Given her incredible ability to sense my emotions and take care of me  I should not have been surprised that she insisted on being within touching distance of me the entire night.  As I curled up on the floor as my family I started to exchange gifts, she positioned herself so her head was near mine, her chin on my shoulder. 


Earlier in the afternoon I had received a text from my brother, my mom wouldn’t be meeting me at church as planned.  She had choked on something and after a scary few minutes was fine, but was tired and resting. She would still make it for our family celebration but was going to take it easy for a bit.  My initial emotion, a combination of gut clenching horror, thinking of the what ifs and sadness that she would not be next to me in church. This  quickly gave way to incredible gratitude for the outcome.  Had the outcome been different,  how much would any of the decorations, gifts, or cooking have mattered? 
So when my mom arrived at my house Christmas Eve, I made sure I wasn’t rushing around doing last minute things.  I helped my brother carry things in and got her settled.  When I was in the middle of doing something and she wanted me to open a gift bag right now, instead of being impatient with her, I opened the bag.  I didn’t get bows on the gift and the darkness hid how I hadn’t gotten around to dusting.  Instead I shared the moments with her, sitting in the glow of the tree lights.

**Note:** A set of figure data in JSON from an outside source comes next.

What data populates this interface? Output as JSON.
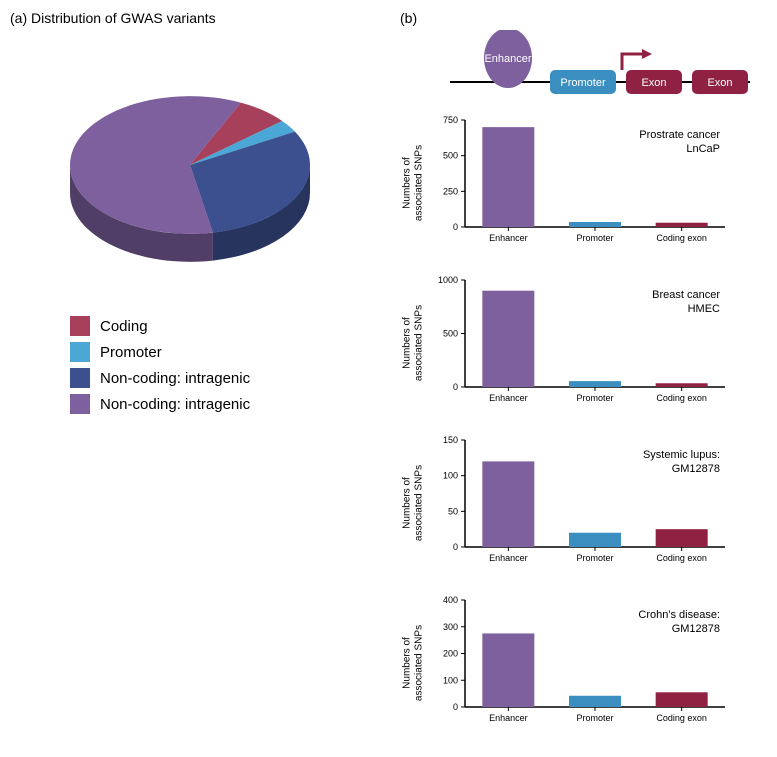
{
  "panel_a": {
    "label": "(a)",
    "title": "Distribution of GWAS variants",
    "pie": {
      "slices": [
        {
          "name": "Coding",
          "value": 7,
          "color": "#a7405a"
        },
        {
          "name": "Promoter",
          "value": 3,
          "color": "#4ba7d6"
        },
        {
          "name": "Non-coding: intragenic",
          "value": 30,
          "color": "#3c508f"
        },
        {
          "name": "Non-coding: intragenic",
          "value": 60,
          "color": "#7d609d"
        }
      ],
      "tilt_deg": 55,
      "depth": 28,
      "start_angle": -65
    },
    "legend": [
      {
        "label": "Coding",
        "color": "#a7405a"
      },
      {
        "label": "Promoter",
        "color": "#4ba7d6"
      },
      {
        "label": "Non-coding: intragenic",
        "color": "#3c508f"
      },
      {
        "label": "Non-coding: intragenic",
        "color": "#7d609d"
      }
    ]
  },
  "panel_b": {
    "label": "(b)",
    "diagram": {
      "enhancer_label": "Enhancer",
      "promoter_label": "Promoter",
      "exon_label": "Exon",
      "colors": {
        "enhancer": "#7d609d",
        "promoter": "#3b8fc0",
        "exon": "#8f2242",
        "line": "#000000",
        "arrow": "#8f2242"
      }
    },
    "ylabel": "Numbers of\nassociated SNPs",
    "categories": [
      "Enhancer",
      "Promoter",
      "Coding exon"
    ],
    "bar_colors": [
      "#7d609d",
      "#3b8fc0",
      "#8f2242"
    ],
    "axis_color": "#000000",
    "tick_fontsize": 9,
    "label_fontsize": 10,
    "title_fontsize": 11,
    "charts": [
      {
        "title_line1": "Prostrate cancer",
        "title_line2": "LnCaP",
        "ymax": 750,
        "ystep": 250,
        "values": [
          700,
          35,
          30
        ]
      },
      {
        "title_line1": "Breast cancer",
        "title_line2": "HMEC",
        "ymax": 1000,
        "ystep": 500,
        "values": [
          900,
          55,
          35
        ]
      },
      {
        "title_line1": "Systemic lupus:",
        "title_line2": "GM12878",
        "ymax": 150,
        "ystep": 50,
        "values": [
          120,
          20,
          25
        ]
      },
      {
        "title_line1": "Crohn's disease:",
        "title_line2": "GM12878",
        "ymax": 400,
        "ystep": 100,
        "values": [
          275,
          42,
          55
        ]
      }
    ]
  }
}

These are the moments I care about, these are the experiences I will look back at and remember.  When I reflect on years past I can’t remember most details.  The ones I spent hours obsessing over.  But I do remember rolling around with Tanner on the floor, helping him open his gifts, and this year I will remember Ellie’s head on my shoulder and sitting with my mom .


My house is trashed, my cookies came from a store package and my gifts barely wrapped.  I didn’t get around to sending Christmas cards and in fact still have a stack of cards I need to open yet.  I don’t care about any of it.  Life is pretty damn good in the moments I have decided I do care about and the ones I will hold in my heart.